Wednesday was Morizo, today is Mozo, and tomorrow’s anybody’s guess, but probably a day off from the blog, given the publishing pattern I’ve come to adopt lately.
A Bustle in Your Hedgerow
Mozo. After years of only hearing about it, I finally got to Mozo Wonder City shopping mall in Nishi-Ku, Nagoya. I can see now why people sometimes seem to prefer it to other area retail options. As the website explains, with typical Japanese non-committal, open-to-interpretation ambiguity and flowery language, the concept is one of a murmuring, a tiny rumbling/trembling/rustling/fluttering/nudging; sensing the beginning of a movement (literal or figurative – again, it’s up to you), perhaps being on the cutting edge or being present at the birth or sprouting of a trend, indulging your curiosity and growing like Tajimi roadside vegetation in June. My description is beginning to get as overgrown as their concept page, or the ivy nurtured outside their buildings, but you get the picture. It’s got lots of cool stuff.

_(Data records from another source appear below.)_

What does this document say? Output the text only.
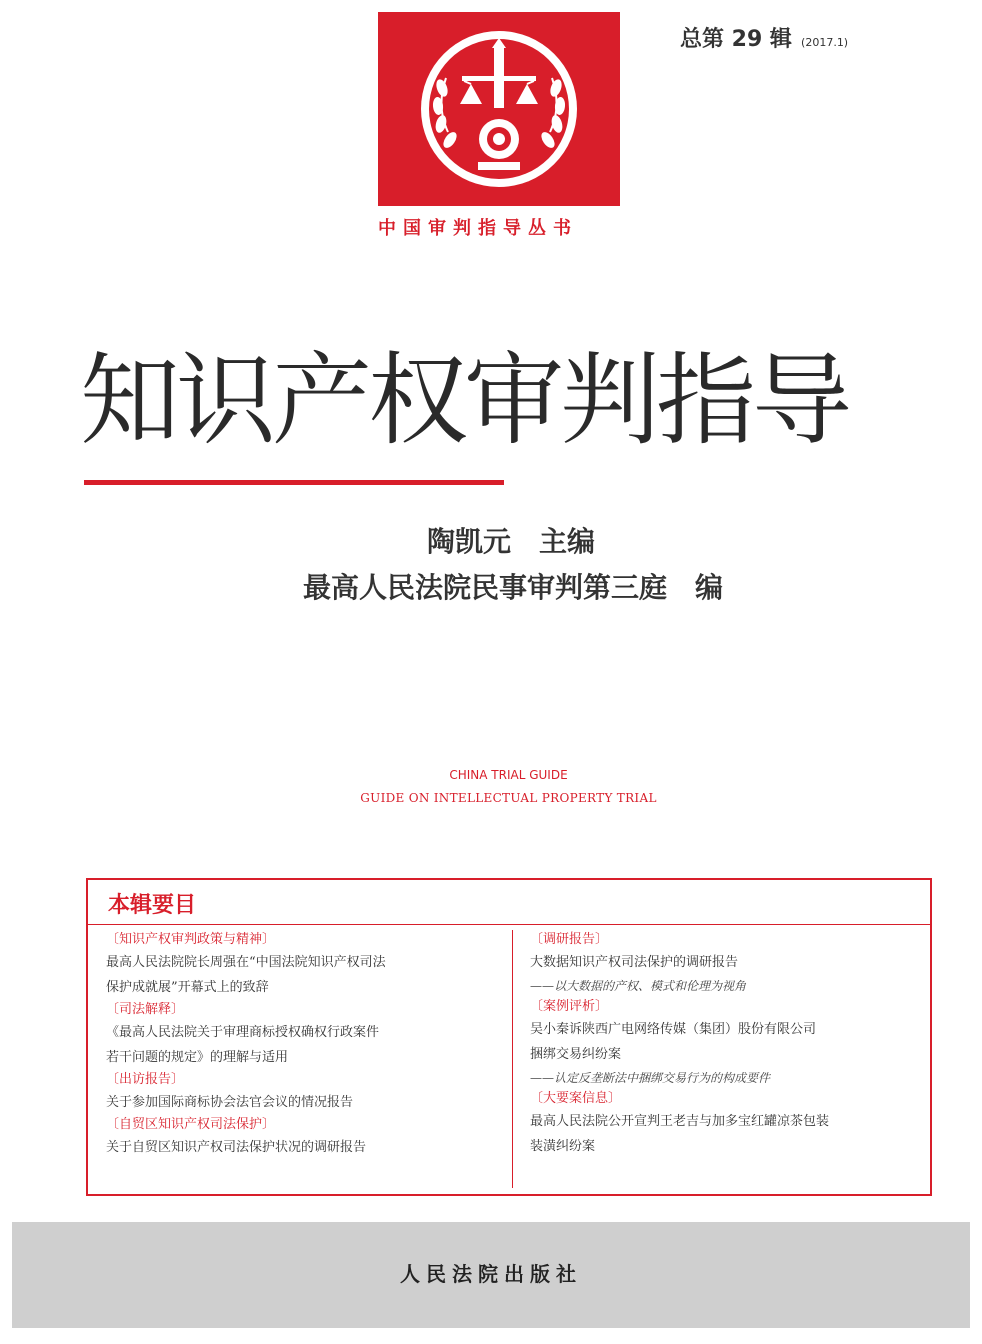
中国审判指导丛书
总第 29 辑 (2017.1)
知识产权审判指导
陶凯元　主编
最高人民法院民事审判第三庭　编
CHINA TRIAL GUIDE
GUIDE ON INTELLECTUAL PROPERTY TRIAL
本辑要目
〔知识产权审判政策与精神〕
最高人民法院院长周强在“中国法院知识产权司法
保护成就展”开幕式上的致辞
〔司法解释〕
《最高人民法院关于审理商标授权确权行政案件
若干问题的规定》的理解与适用
〔出访报告〕
关于参加国际商标协会法官会议的情况报告
〔自贸区知识产权司法保护〕
关于自贸区知识产权司法保护状况的调研报告
〔调研报告〕
大数据知识产权司法保护的调研报告
——以大数据的产权、模式和伦理为视角
〔案例评析〕
吴小秦诉陕西广电网络传媒（集团）股份有限公司
捆绑交易纠纷案
——认定反垄断法中捆绑交易行为的构成要件
〔大要案信息〕
最高人民法院公开宣判王老吉与加多宝红罐凉茶包装
装潢纠纷案
人民法院出版社
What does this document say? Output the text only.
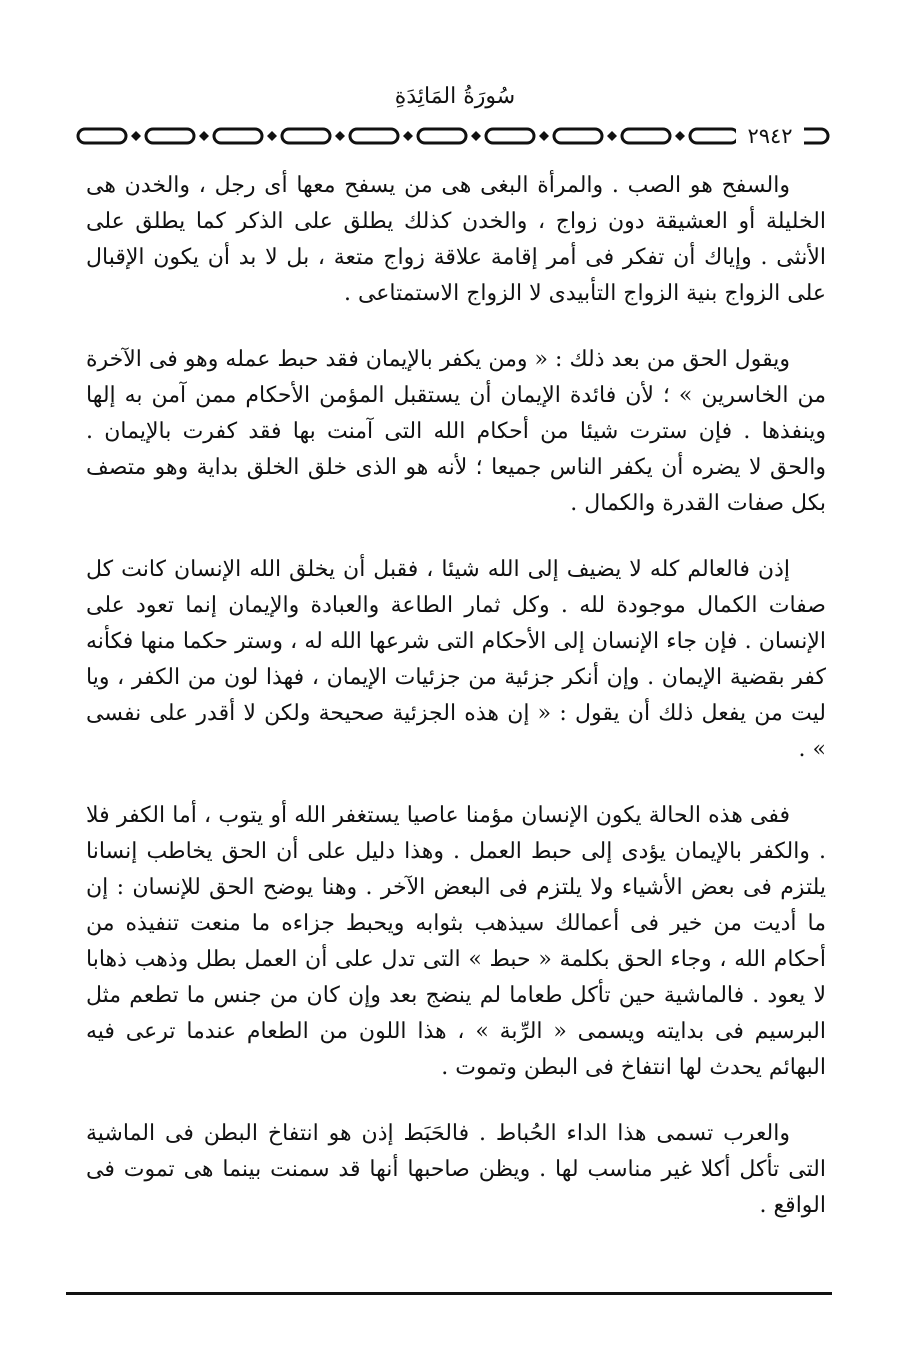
سُورَةُ المَائِدَةِ
٢٩٤٢

والسفح هو الصب . والمرأة البغى هى من يسفح معها أى رجل ، والخدن هى الخليلة أو العشيقة دون زواج ، والخدن كذلك يطلق على الذكر كما يطلق على الأنثى . وإياك أن تفكر فى أمر إقامة علاقة زواج متعة ، بل لا بد أن يكون الإقبال على الزواج بنية الزواج التأبيدى لا الزواج الاستمتاعى .

ويقول الحق من بعد ذلك : « ومن يكفر بالإيمان فقد حبط عمله وهو فى الآخرة من الخاسرين » ؛ لأن فائدة الإيمان أن يستقبل المؤمن الأحكام ممن آمن به إلها وينفذها . فإن سترت شيئا من أحكام الله التى آمنت بها فقد كفرت بالإيمان . والحق لا يضره أن يكفر الناس جميعا ؛ لأنه هو الذى خلق الخلق بداية وهو متصف بكل صفات القدرة والكمال .

إذن فالعالم كله لا يضيف إلى الله شيئا ، فقبل أن يخلق الله الإنسان كانت كل صفات الكمال موجودة لله . وكل ثمار الطاعة والعبادة والإيمان إنما تعود على الإنسان . فإن جاء الإنسان إلى الأحكام التى شرعها الله له ، وستر حكما منها فكأنه كفر بقضية الإيمان . وإن أنكر جزئية من جزئيات الإيمان ، فهذا لون من الكفر ، ويا ليت من يفعل ذلك أن يقول : « إن هذه الجزئية صحيحة ولكن لا أقدر على نفسى » .

ففى هذه الحالة يكون الإنسان مؤمنا عاصيا يستغفر الله أو يتوب ، أما الكفر فلا . والكفر بالإيمان يؤدى إلى حبط العمل . وهذا دليل على أن الحق يخاطب إنسانا يلتزم فى بعض الأشياء ولا يلتزم فى البعض الآخر . وهنا يوضح الحق للإنسان : إن ما أديت من خير فى أعمالك سيذهب بثوابه ويحبط جزاءه ما منعت تنفيذه من أحكام الله ، وجاء الحق بكلمة « حبط » التى تدل على أن العمل بطل وذهب ذهابا لا يعود . فالماشية حين تأكل طعاما لم ينضج بعد وإن كان من جنس ما تطعم مثل البرسيم فى بدايته ويسمى « الرِّبة » ، هذا اللون من الطعام عندما ترعى فيه البهائم يحدث لها انتفاخ فى البطن وتموت .

والعرب تسمى هذا الداء الحُباط . فالحَبَط إذن هو انتفاخ البطن فى الماشية التى تأكل أكلا غير مناسب لها . ويظن صاحبها أنها قد سمنت بينما هى تموت فى الواقع .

As it happens, I mainly went to see a movie at the theater there. Besides feature films, this playhouse shows things you might not see anywhere else. Case in point: Three Idiots, the highest grossing Bollywood film ever, showing three years after its release. It was quite the romp. Be warned, unless you speak Hindi, you’ll have to be quick on your toes. There is a 5% mix of English in the dialogue, but the subtitles are all in Japanese. Don’t worry if you don’t catch every detail; Just repeat to yourself: All Is Well, All Is Well. You’ll get it if you see it. No, none of the idiots are called Moe, zo.
I only had time to linger in a few stores. There’s a Village Vanguard with a better selection of architecture and interior design books than other “VillaVans” I’ve been to, and Kitano Ace
natural peanut butter mother lode imported food store. The anchor store is Aeon. The whole place is having big sales through Sunday, and even the regular prices I saw were pretty good. There was a very healthy, but not smothering, throng of customers well into the evening. Roads there don’t tend to get jammed, but if you don’t go by car, you can get there on the Meitetsu Line, getting off at Kamiotai Station and walking five minutes.